Проходят минуты, прежде чем Орито хотя бы наполовину убеждается, что мужчины спят.

Она десять раз медленно вдыхает и выдыхает, потом идет к двери в дальней стене.

Отодвигаясь, дверь грохочет, словно началось землетрясение. Такое, во всяком случае, у нее впечатление.

Богиня, залитая светом от толстой свечи, вырезана из древесины серебряного дерева. Она наблюдает за незваной гостьей с пьедестала в центре небольшой, богато украшенной Алтарной комнаты. Богиня улыбается. «Не смотри ей в глаза, — предупреждает Орито инстинкт самосохранения, — или она узнает тебя». Черные халаты с кроваво — малиновыми шелковыми шнурами висят на одной стене. Другие стены покрыты бумагой, как это делается в домах богатых голландцев, и новые циновки пахнут смолой. Справа и слева от двери на оклеенной бумагой дальней стене толстой кистью нарисованы иероглифы. Каллиграфический стиль письма четкий и ясный, но, когда Орито вглядывается в них при свете свечи, она не понимает смысла. Знакомые части соединяются в неведомых ей сочетаниях.

Поставив свечу на место, она открывает дверь в Северный двор.
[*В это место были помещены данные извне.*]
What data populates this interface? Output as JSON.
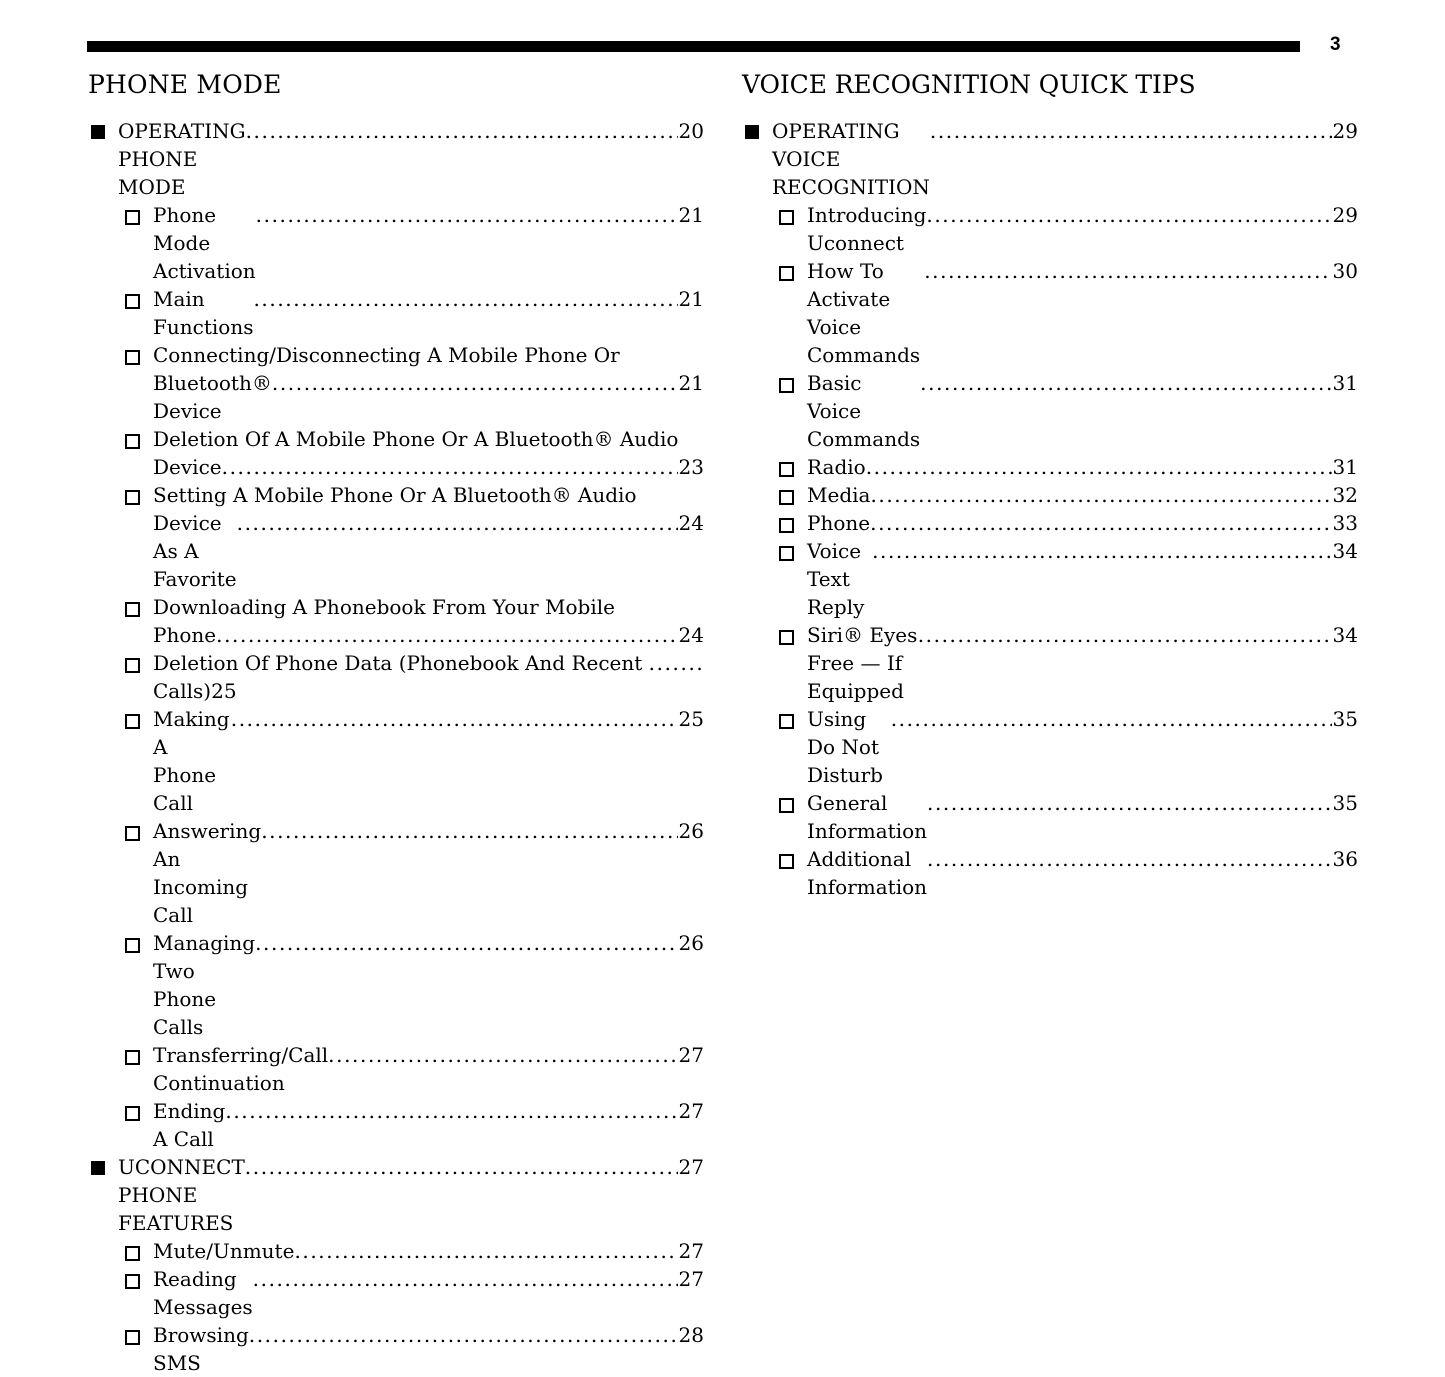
{
  "header": {
    "page_number": "3",
    "rule_color": "#000000"
  },
  "columns": [
    {
      "id": "phone-mode",
      "title": "PHONE MODE",
      "entries": [
        {
          "level": 1,
          "label": "OPERATING PHONE MODE",
          "page": "20"
        },
        {
          "level": 2,
          "label": "Phone Mode Activation",
          "page": "21"
        },
        {
          "level": 2,
          "label": "Main Functions ",
          "page": "21"
        },
        {
          "level": 2,
          "label": "Connecting/Disconnecting A Mobile Phone Or",
          "label2": "Bluetooth® Device",
          "page": "21"
        },
        {
          "level": 2,
          "label": "Deletion Of A Mobile Phone Or A Bluetooth® Audio",
          "label2": "Device",
          "page": "23"
        },
        {
          "level": 2,
          "label": "Setting A Mobile Phone Or A Bluetooth® Audio",
          "label2": "Device As A Favorite ",
          "page": "24"
        },
        {
          "level": 2,
          "label": "Downloading A Phonebook From Your Mobile",
          "label2": "Phone",
          "page": "24"
        },
        {
          "level": 2,
          "variant": "overflow",
          "label": "Deletion Of Phone Data (Phonebook And Recent ",
          "label2": "Calls)",
          "page": "25"
        },
        {
          "level": 2,
          "label": "Making A Phone Call",
          "page": "25"
        },
        {
          "level": 2,
          "label": "Answering An Incoming Call",
          "page": "26"
        },
        {
          "level": 2,
          "label": "Managing Two Phone Calls",
          "page": "26"
        },
        {
          "level": 2,
          "label": "Transferring/Call Continuation",
          "page": "27"
        },
        {
          "level": 2,
          "label": "Ending A Call",
          "page": "27"
        },
        {
          "level": 1,
          "label": "UCONNECT PHONE FEATURES",
          "page": "27"
        },
        {
          "level": 2,
          "label": "Mute/Unmute",
          "page": "27"
        },
        {
          "level": 2,
          "label": "Reading Messages ",
          "page": "27"
        },
        {
          "level": 2,
          "label": "Browsing SMS",
          "page": "28"
        }
      ]
    },
    {
      "id": "voice-recognition-quick-tips",
      "title": "VOICE RECOGNITION QUICK TIPS",
      "entries": [
        {
          "level": 1,
          "label": "OPERATING VOICE RECOGNITION ",
          "page": "29"
        },
        {
          "level": 2,
          "label": "Introducing Uconnect ",
          "page": "29"
        },
        {
          "level": 2,
          "label": "How To Activate Voice Commands ",
          "page": "30"
        },
        {
          "level": 2,
          "label": "Basic Voice Commands",
          "page": "31"
        },
        {
          "level": 2,
          "label": "Radio",
          "page": "31"
        },
        {
          "level": 2,
          "label": "Media",
          "page": "32"
        },
        {
          "level": 2,
          "label": "Phone ",
          "page": "33"
        },
        {
          "level": 2,
          "label": "Voice Text Reply ",
          "page": "34"
        },
        {
          "level": 2,
          "label": "Siri® Eyes Free — If Equipped  ",
          "page": "34"
        },
        {
          "level": 2,
          "label": "Using Do Not Disturb  ",
          "page": "35"
        },
        {
          "level": 2,
          "label": "General Information",
          "page": "35"
        },
        {
          "level": 2,
          "label": "Additional Information",
          "page": "36"
        }
      ]
    }
  ]
}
Богиня, в шелушащейся краске, наблюдает за изумленной незваной гостьей с центра средней Алтарной комнаты. Орито не понимает, каким образом эта комната может находиться в пределах монастыря. Возможно, Северного двора вообще нет. Она оглядывается и смотрит на спину и шею Богини. Богиня впереди освещена яркой свечой. Она выглядит старше той, в первой комнате, и на ее губах уже нет улыбки. «Но не смотри в ее глаза», — повторяет инстинкт. В комнате сильный запах соломы, животных и людей. Обшитые деревом стены, деревянные полы… такой комнате самое место на ферме крестьянина среднего достатка. Еще сто восемь иероглифов написаны на дальней стене — в этот раз на двенадцати заплесневелых свитках, свисающих по обеим сторонам двери. И вновь, когда Орито задерживается на минуту, чтобы прочесть написанное, символы складываются в нечто несочетаемое. «Да какая разница? — выговаривает она себе. — Вперед!»